Но Евгения уже успела спрятаться в сад, заслышав походку своего отца. Она уже ощущала то странное чувство, которое невольно нагоняет краску на лицо наше, ту мысль, которая мучит нас уверенностью, что вот всякий так и узнает сейчас всю нашу тайну, так и отгадает все наши мысли с первого взгляда. Заметив в первый раз скупость и бедность в родительском доме, Евгения стала досадовать на роскошь своего кузена. Ей непременно хотелось что-нибудь сделать самой, чтобы быть в силах потягаться со своим кузеном в роскоши; что-нибудь изобрести, наконец, чтобы угодить Шарлю; но что именно, она и сама не знала. Простая, наивная, она не берегла сердце от впечатлений нового, неведомого ей чувства. Образ Шарля взволновал в ее невинном сердце всю страсть, доселе скрывавшуюся в нем, все чувства, все желания женщины, и тем более, что в двадцать три года мысли ее были ясны и желания небессознательны. Первый раз в жизни она испугалась своего отца, поняла в нем властелина судьбы своей и в душе признавала себя виновной, тая перед ним свое чувство, свою страсть. В волнении она стала быстро ходить по саду; воздух для нее был чище, лучи солнца играли радостнее, она жила новой жизнью. В то время когда Евгения придумывала, как бы иметь пирожное к завтраку, между скрягой и министром его Нанетой начинался спор, домашняя ссора. Междоусобия были такой редкостью в этом чудном хозяйстве, как зимой ласточки. С ключами в руках старый чудак пришел обвешивать и обмеривать Нанету, выдавая ей дневную провизию.
– Уж, верно, сколько-нибудь осталось от вчерашнего хлеба?
– Хоть бы одна крошечка, сударь.
Гранде взял из корзины большой круглый хлеб, весь обсыпанный мукой, принявший форму одной из тех плоских корзин, которые служат анжуйским пекарям, и принялся его разрезывать.
Нанета возразила:
– Да ведь нас, сударь, пятеро!
– Ну что же, все-таки будут остатки: ведь здесь шесть фунтов. К тому же эти парижские птички не клюют нашего хлеба; вот ты увидишь сегодня, посмотришь.
– А коли не едят хлеба, едят зато что-нибудь пожирнее.
Под этим выражением в Анжу понимают дополнение к хлебу, начиная с масла, покрывающего срезанный ломоть – дополнение простонародное, – до персикового варенья, самого благородного из добавлений; все те, кто в детстве слизывал лакомый слой с хлеба, бросая самый ломоть, поймут значение этого выражения.
– Да нет же, и пожирнее не едят; они ничего не едят.
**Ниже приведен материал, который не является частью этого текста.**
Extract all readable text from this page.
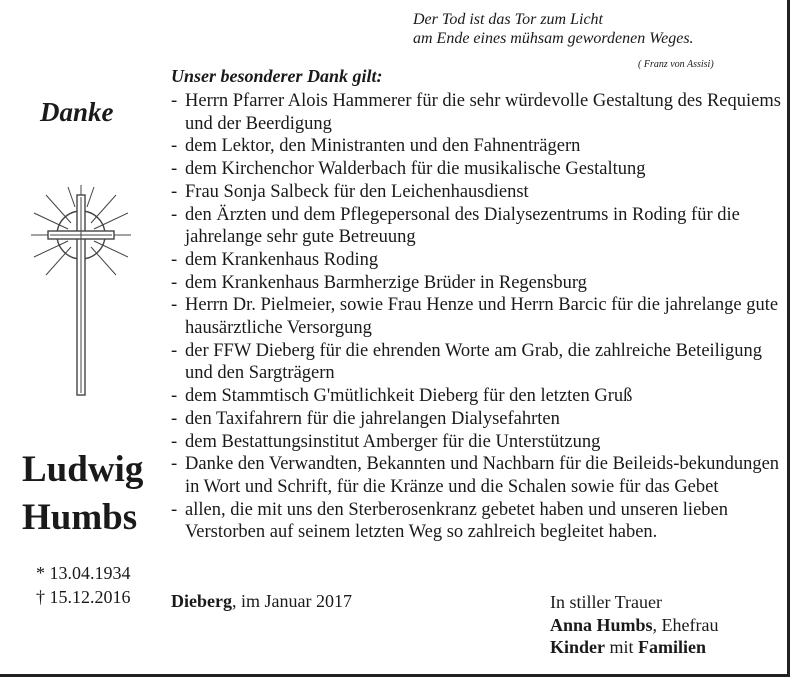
Der Tod ist das Tor zum Licht
am Ende eines mühsam gewordenen Weges.
( Franz von Assisi)
Danke
Ludwig
Humbs
* 13.04.1934
† 15.12.2016
Unser besonderer Dank gilt:
- Herrn Pfarrer Alois Hammerer für die sehr würdevolle Gestaltung des Requiems und der Beerdigung
- dem Lektor, den Ministranten und den Fahnenträgern
- dem Kirchenchor Walderbach für die musikalische Gestaltung
- Frau Sonja Salbeck für den Leichenhausdienst
- den Ärzten und dem Pflegepersonal des Dialysezentrums in Roding für die jahrelange sehr gute Betreuung
- dem Krankenhaus Roding
- dem Krankenhaus Barmherzige Brüder in Regensburg
- Herrn Dr. Pielmeier, sowie Frau Henze und Herrn Barcic für die jahrelange gute hausärztliche Versorgung
- der FFW Dieberg für die ehrenden Worte am Grab, die zahlreiche Beteiligung und den Sargträgern
- dem Stammtisch G'mütlichkeit Dieberg für den letzten Gruß
- den Taxifahrern für die jahrelangen Dialysefahrten
- dem Bestattungsinstitut Amberger für die Unterstützung
- Danke den Verwandten, Bekannten und Nachbarn für die Beileids-bekundungen in Wort und Schrift, für die Kränze und die Schalen sowie für das Gebet
- allen, die mit uns den Sterberosenkranz gebetet haben und unseren lieben Verstorben auf seinem letzten Weg so zahlreich begleitet haben.
Dieberg, im Januar 2017	In stiller Trauer
Anna Humbs, Ehefrau
Kinder mit Familien
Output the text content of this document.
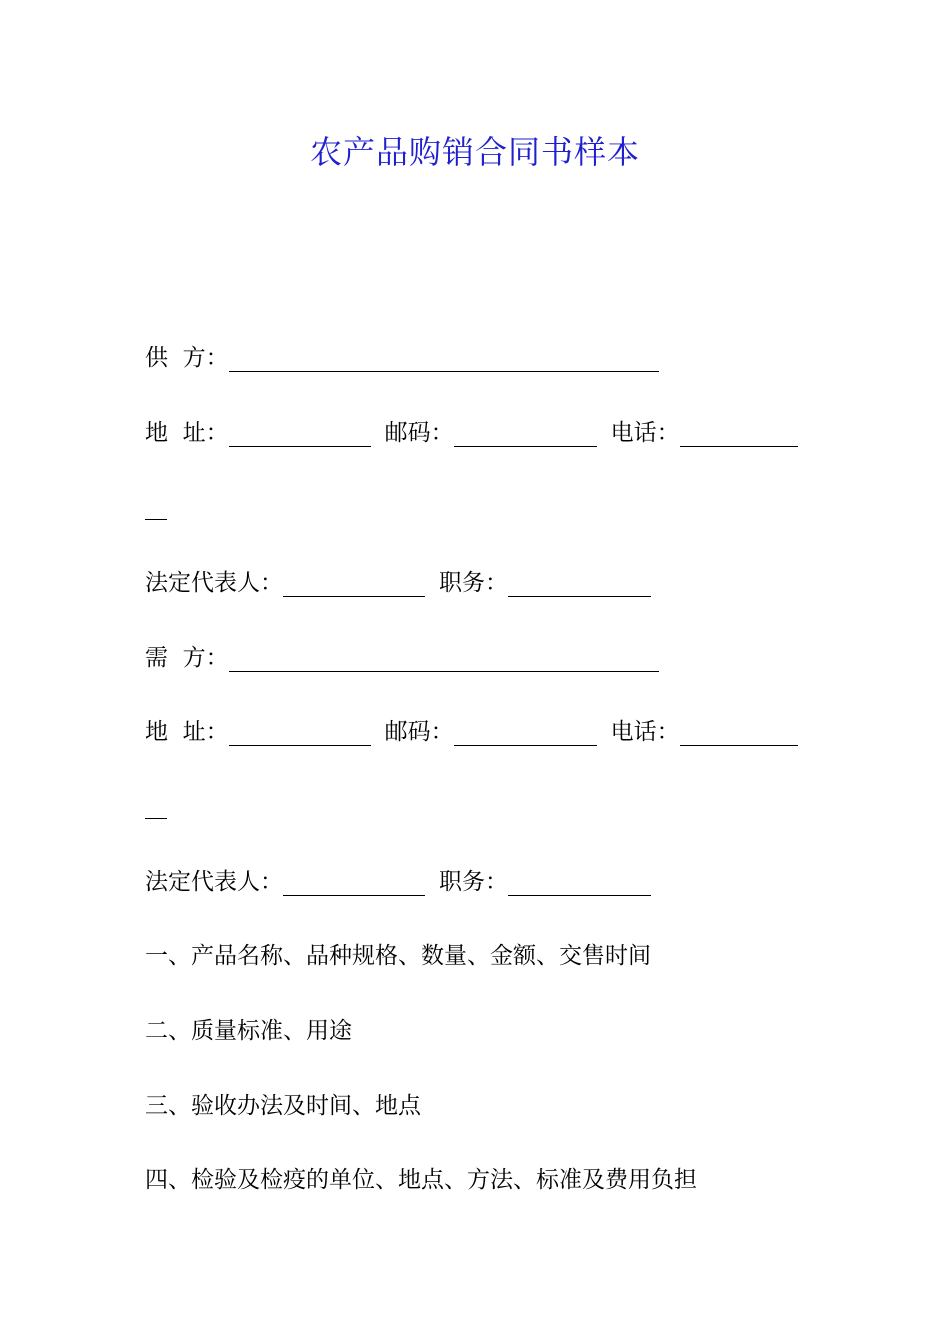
农产品购销合同书样本
供  方：
地  址：	邮码：	电话：
法定代表人：	职务：
需  方：
地  址：	邮码：	电话：
法定代表人：	职务：
一、产品名称、品种规格、数量、金额、交售时间
二、质量标准、用途
三、验收办法及时间、地点
四、检验及检疫的单位、地点、方法、标准及费用负担
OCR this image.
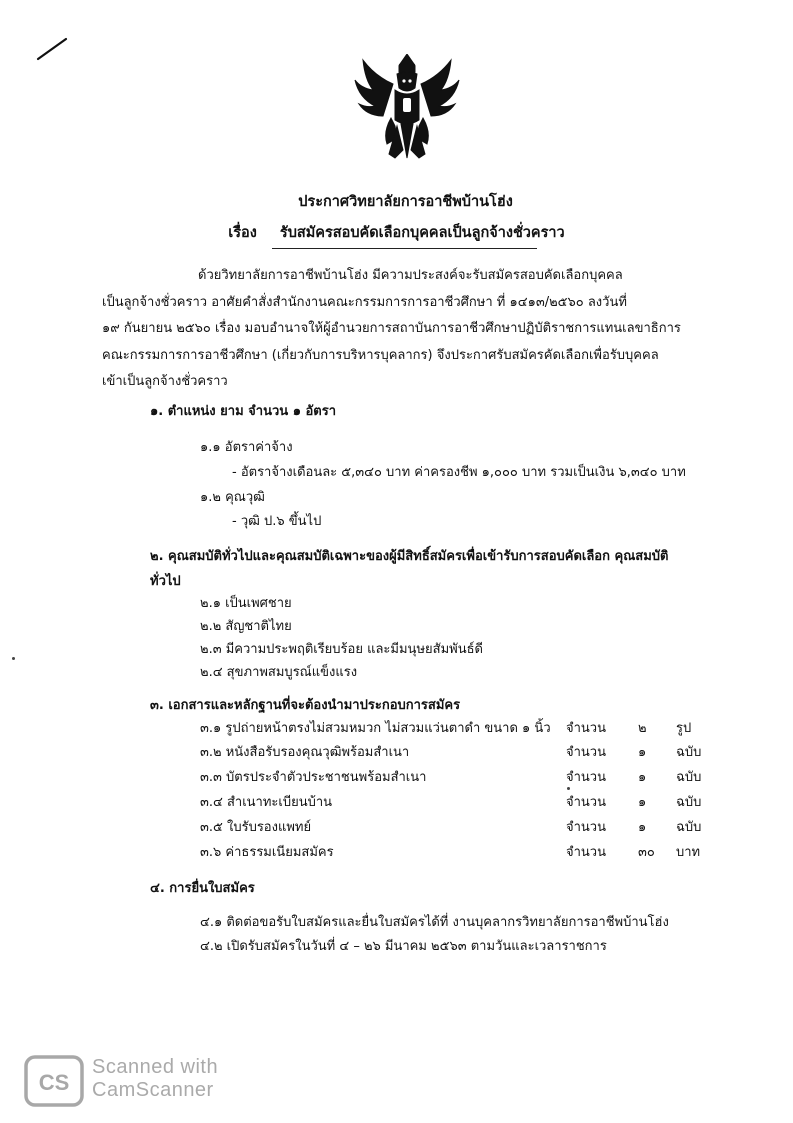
ประกาศวิทยาลัยการอาชีพบ้านโฮ่ง
เรื่อง รับสมัครสอบคัดเลือกบุคคลเป็นลูกจ้างชั่วคราว
ด้วยวิทยาลัยการอาชีพบ้านโฮ่ง มีความประสงค์จะรับสมัครสอบคัดเลือกบุคคล
เป็นลูกจ้างชั่วคราว อาศัยคำสั่งสำนักงานคณะกรรมการการอาชีวศึกษา ที่ ๑๔๑๓/๒๕๖๐ ลงวันที่
๑๙ กันยายน ๒๕๖๐ เรื่อง มอบอำนาจให้ผู้อำนวยการสถาบันการอาชีวศึกษาปฏิบัติราชการแทนเลขาธิการ
คณะกรรมการการอาชีวศึกษา (เกี่ยวกับการบริหารบุคลากร) จึงประกาศรับสมัครคัดเลือกเพื่อรับบุคคล
เข้าเป็นลูกจ้างชั่วคราว
๑. ตำแหน่ง ยาม จำนวน ๑ อัตรา
๑.๑ อัตราค่าจ้าง
- อัตราจ้างเดือนละ ๕,๓๔๐ บาท ค่าครองชีพ ๑,๐๐๐ บาท รวมเป็นเงิน ๖,๓๔๐ บาท
๑.๒ คุณวุฒิ
- วุฒิ ป.๖ ขึ้นไป
๒. คุณสมบัติทั่วไปและคุณสมบัติเฉพาะของผู้มีสิทธิ์สมัครเพื่อเข้ารับการสอบคัดเลือก คุณสมบัติ
ทั่วไป
๒.๑ เป็นเพศชาย
๒.๒ สัญชาติไทย
๒.๓ มีความประพฤติเรียบร้อย และมีมนุษยสัมพันธ์ดี
๒.๔ สุขภาพสมบูรณ์แข็งแรง
๓. เอกสารและหลักฐานที่จะต้องนำมาประกอบการสมัคร
๓.๑ รูปถ่ายหน้าตรงไม่สวมหมวก ไม่สวมแว่นตาดำ ขนาด ๑ นิ้ว จำนวน ๒ รูป
๓.๒ หนังสือรับรองคุณวุฒิพร้อมสำเนา	จำนวน ๑ ฉบับ
๓.๓ บัตรประจำตัวประชาชนพร้อมสำเนา	จำนวน ๑ ฉบับ
๓.๔ สำเนาทะเบียนบ้าน	จำนวน ๑ ฉบับ
๓.๕ ใบรับรองแพทย์	จำนวน ๑ ฉบับ
๓.๖ ค่าธรรมเนียมสมัคร	จำนวน ๓๐ บาท
๔. การยื่นใบสมัคร
๔.๑ ติดต่อขอรับใบสมัครและยื่นใบสมัครได้ที่ งานบุคลากรวิทยาลัยการอาชีพบ้านโฮ่ง
๔.๒ เปิดรับสมัครในวันที่ ๔ – ๒๖ มีนาคม ๒๕๖๓ ตามวันและเวลาราชการ
CS
Scanned with
CamScanner
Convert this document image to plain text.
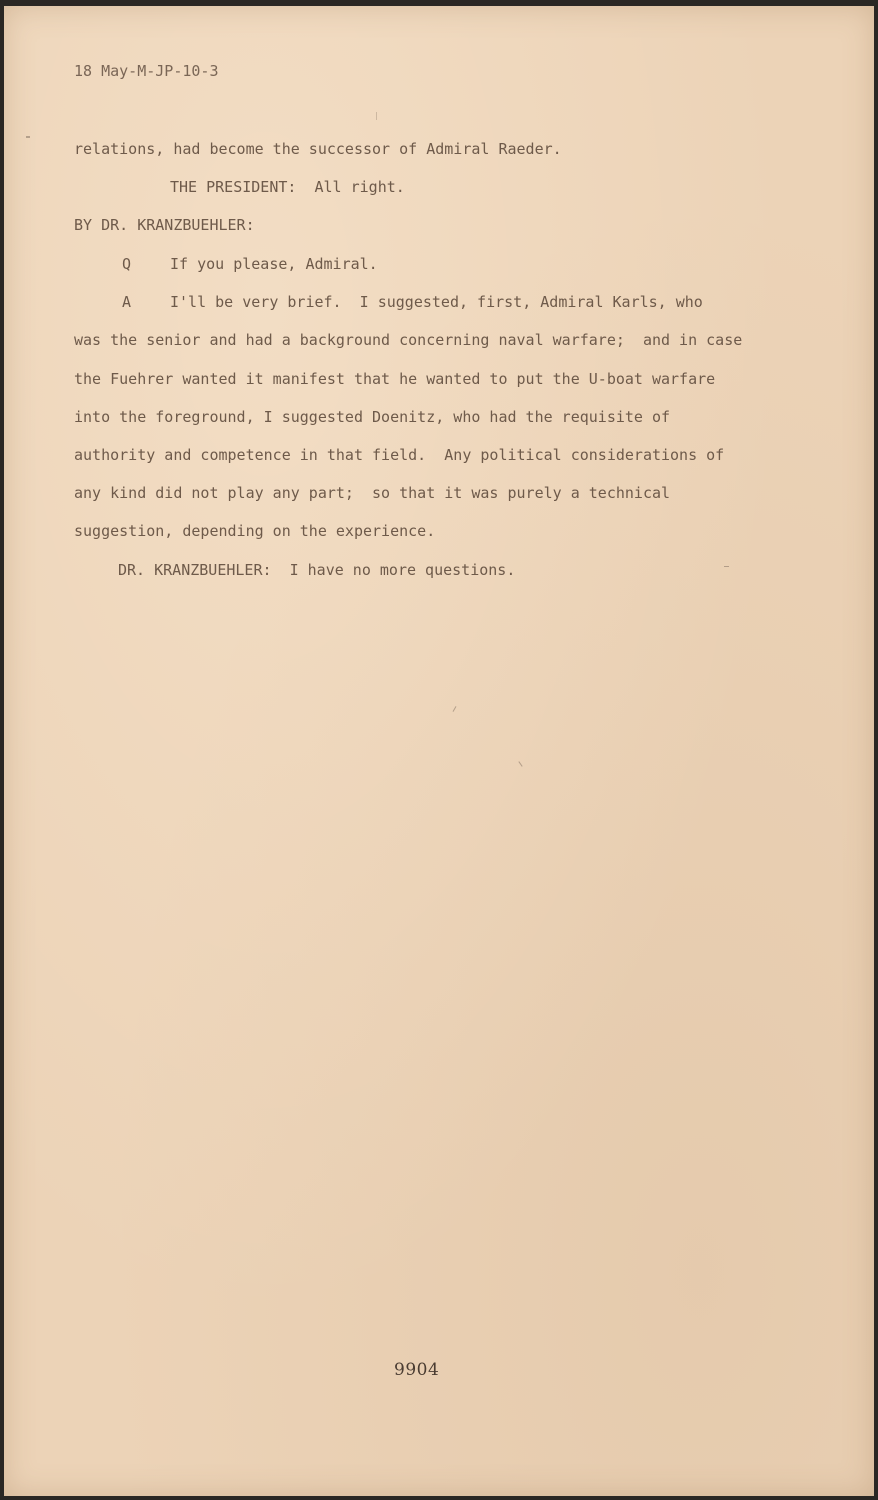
18 May-M-JP-10-3
relations, had become the successor of Admiral Raeder.
THE PRESIDENT:  All right.
BY DR. KRANZBUEHLER:
Q	If you please, Admiral.
A	I'll be very brief.  I suggested, first, Admiral Karls, who
was the senior and had a background concerning naval warfare;  and in case
the Fuehrer wanted it manifest that he wanted to put the U-boat warfare
into the foreground, I suggested Doenitz, who had the requisite of
authority and competence in that field.  Any political considerations of
any kind did not play any part;  so that it was purely a technical
suggestion, depending on the experience.
DR. KRANZBUEHLER:  I have no more questions.
9904
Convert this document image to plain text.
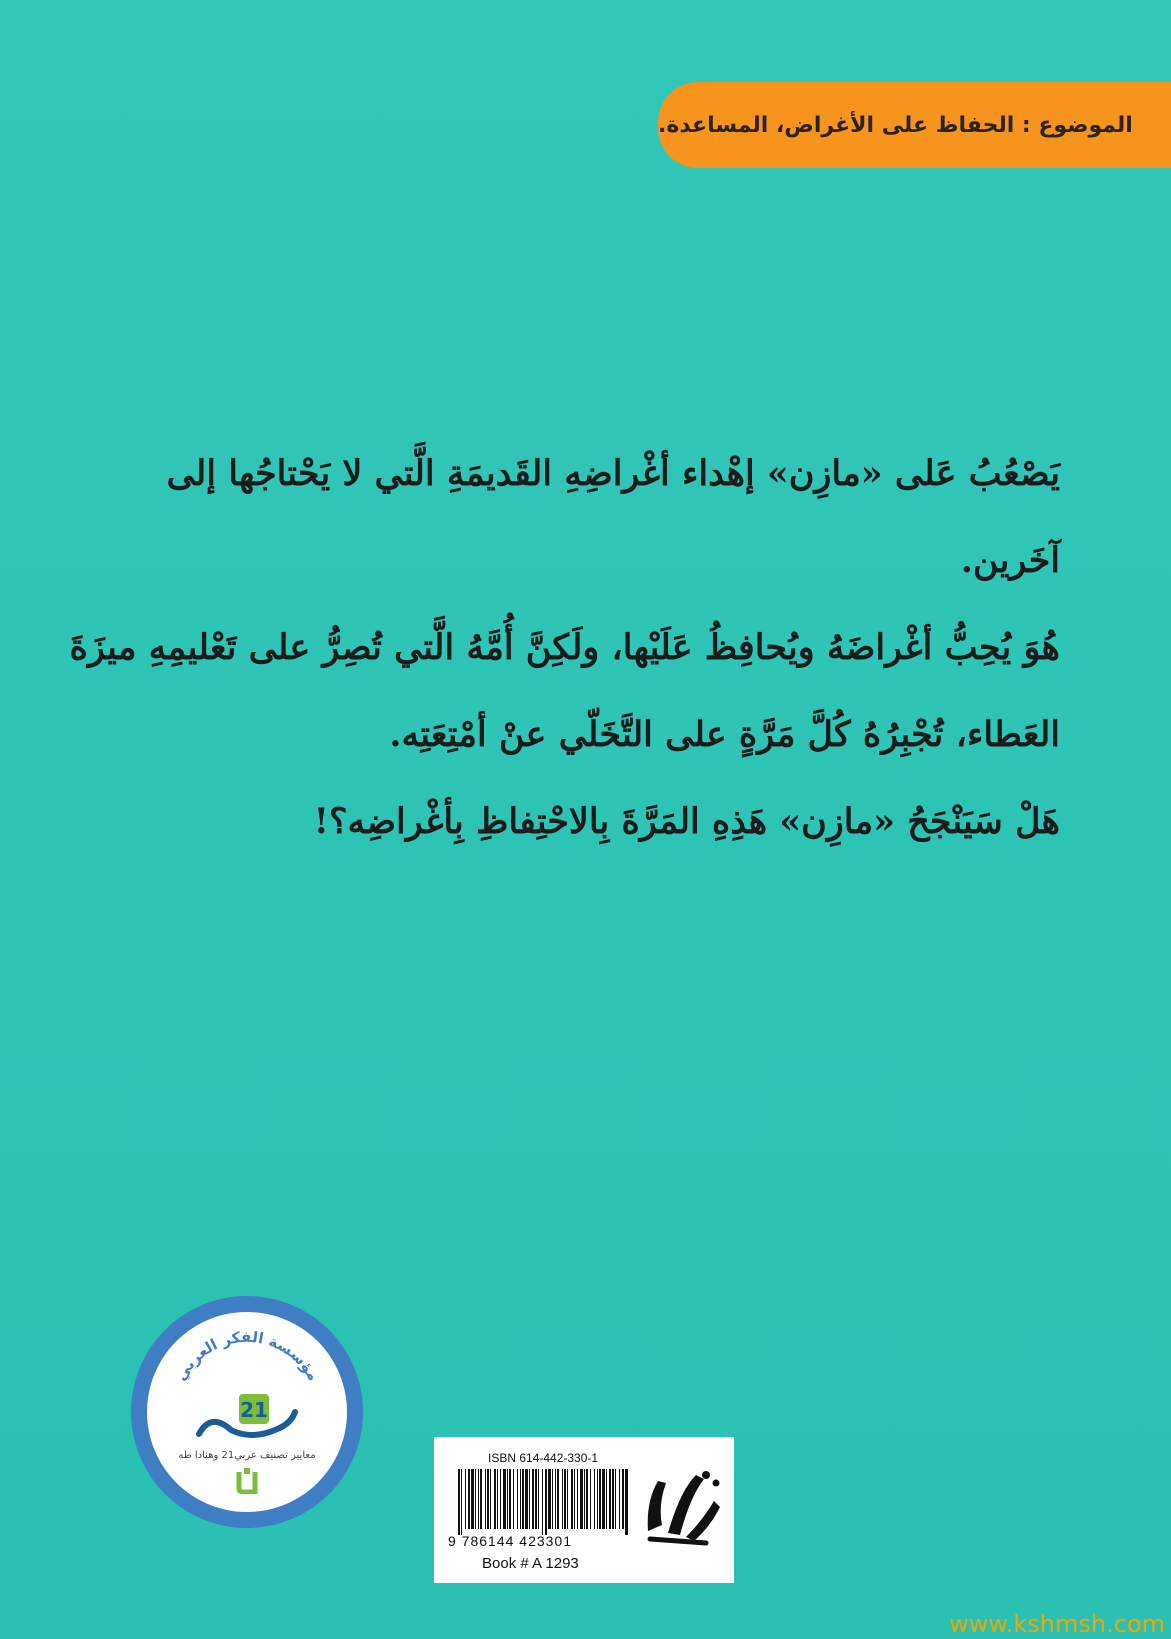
الموضوع : الحفاظ على الأغراض، المساعدة.

يَصْعُبُ عَلى «مازِن» إهْداء أغْراضِهِ القَديمَةِ الَّتي لا يَحْتاجُها إلى آخَرين.

هُوَ يُحِبُّ أغْراضَهُ ويُحافِظُ عَلَيْها، ولَكِنَّ أُمَّهُ الَّتي تُصِرُّ على تَعْليمِهِ ميزَةَ

العَطاء، تُجْبِرُهُ كُلَّ مَرَّةٍ على التَّخَلّي عنْ أمْتِعَتِه.

هَلْ سَيَنْجَحُ «مازِن» هَذِهِ المَرَّةَ بِالاحْتِفاظِ بِأغْراضِه؟!

مؤسسة الفكر العربي
21
معايير تصنيف عربي21 وهنادا طه	ISBN 614-442-330-1
9 786144 423301
Book # A 1293
www.kshmsh.com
Они, как девчонки перед свадьбой, живут воздухом.
Наконец, распорядившись всем, не передав ни волоска лишнего, скупой запер уже свой шкаф и хотел было идти в парник за плодами, но Нанета не дала ему отделаться так дешево.
– Дайте-ка мне, сударь, муки да масла; я напеку деткам пирожного, – сказала она.
– Господи боже мой, да они все сговорились ограбить меня для дорогого племянника!!!
– И, господи, что выдумали… да что мне в вашем племяннике? Я о нем столько же забочусь, сколько вы сами… Вот хоть бы сахару выдали вы, сударь, шесть кусков – обсчитали, нужно восемь.